As I approached my first recertification for internal medicine and endocrinology, diabetes, and metabolism, some essential questions loomed in my mind: What is the real value of a recertification process for me? Should I devote the study time for the board exams and pay the money for my ABIM maintenance of certification (MOC)? And, if I do, how can I get lasting value from the process and make it both relevant and rewarding?
I know colleagues — including some very good ones — who let their board certifications lapse, and I understand the skepticism in some quarters about the MOC process. The benefit is hard to quantify, and it costs both time and money. Some physicians question the exam’s relevance to the problems we are called upon to solve each day and ask whether we’d be better off spending our educational time otherwise. And, although other professions in the U.S. require a process of recertification, most do not require an exam. For many physicians, recertification has been a rite of passage to be tolerated, and we study “just to get through it.” Indeed, while the principle of participating in board certification for our profession is easy to embrace, the process has been problematic.
But physicians have unique responsibilities in society, even among healthcare providers. When it comes to a patient’s most difficult and complex problems, we are the last recourse. With calls for increased oversight, transparency, and regulation of physicians in recent years, it’s in our profession’s interest to show that we can regulate quality ourselves.
When we are students and in training, built-in feedback from teachers and peers lets us know where we perform well and what needs improvement. But after training, our clinical practice is done mostly alone and independently. How can we know if our decisions are on par with current standards?
Why I Opted for ABIM Recertification
A certification/recertification program to measure competence encourages us to keep pace with change. Research shows that without continuous updating, a physician’s skills and knowledge tend to decline with time – and that clinicians who choose to recertify tend to perform better on standardized measures of quality and patient outcomes than clinicians who do not recertify.
The certification and recertification process establishes a blueprint for the body of knowledge we should challenge ourselves to keep fresh, sets a quality standard, and provides a publicly accountable measure for that quality. The current ABIM MOC process, with recent changes, is the avenue we currently have, designed by our peers.
I decided to take the ABIM recertification exams in both internal medicine exam and endocrinology, diabetes, and metabolism. Even though it called for a commitment of time and expense, this was my personal way of participating in the process of staying current and demonstrating my commitment to continuous self-improvement.
What I Gained from My ABIM Board Review Preparation
As I worked through the material to review for my board exams, I reviewed guidelines that were useful to my practice. I used a combination of modules from ABIM and the Endocrine Society and completed a practice audit on diabetes care. With these materials, I updated myself on new guidelines, and I reviewed cases that I see less frequently in my diabetology-focused practice but would expect myself to know. I found some elements of my practice that could be, and were, improved through the practice improvement module. Ultimately, it was good for me and good for my patients.
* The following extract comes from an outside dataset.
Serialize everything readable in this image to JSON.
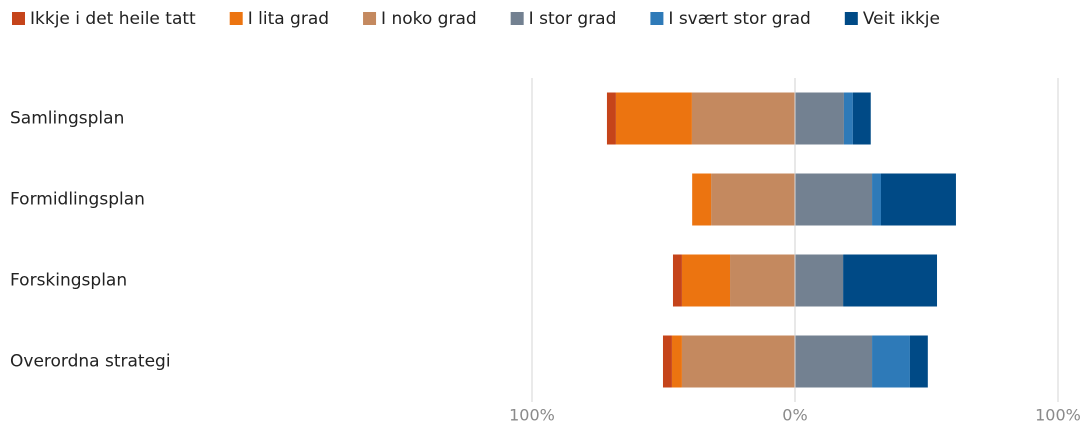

I’m glad I recertified. (Yes, I passed both exams.) Going through the process assured me that amidst my own busy practice — with its paperwork, phone calls, and endless distractions — I am prepared to make tricky clinical decisions and to work through and solve challenging problems. Recertification was an opportunity to check in with myself, to make sure I am positioned to make those decisions.
By saying yes to recertification and using an approach that is relevant and intellectually invigorating, we stand to gain as individual physicians, and perhaps ultimately the profession gains too.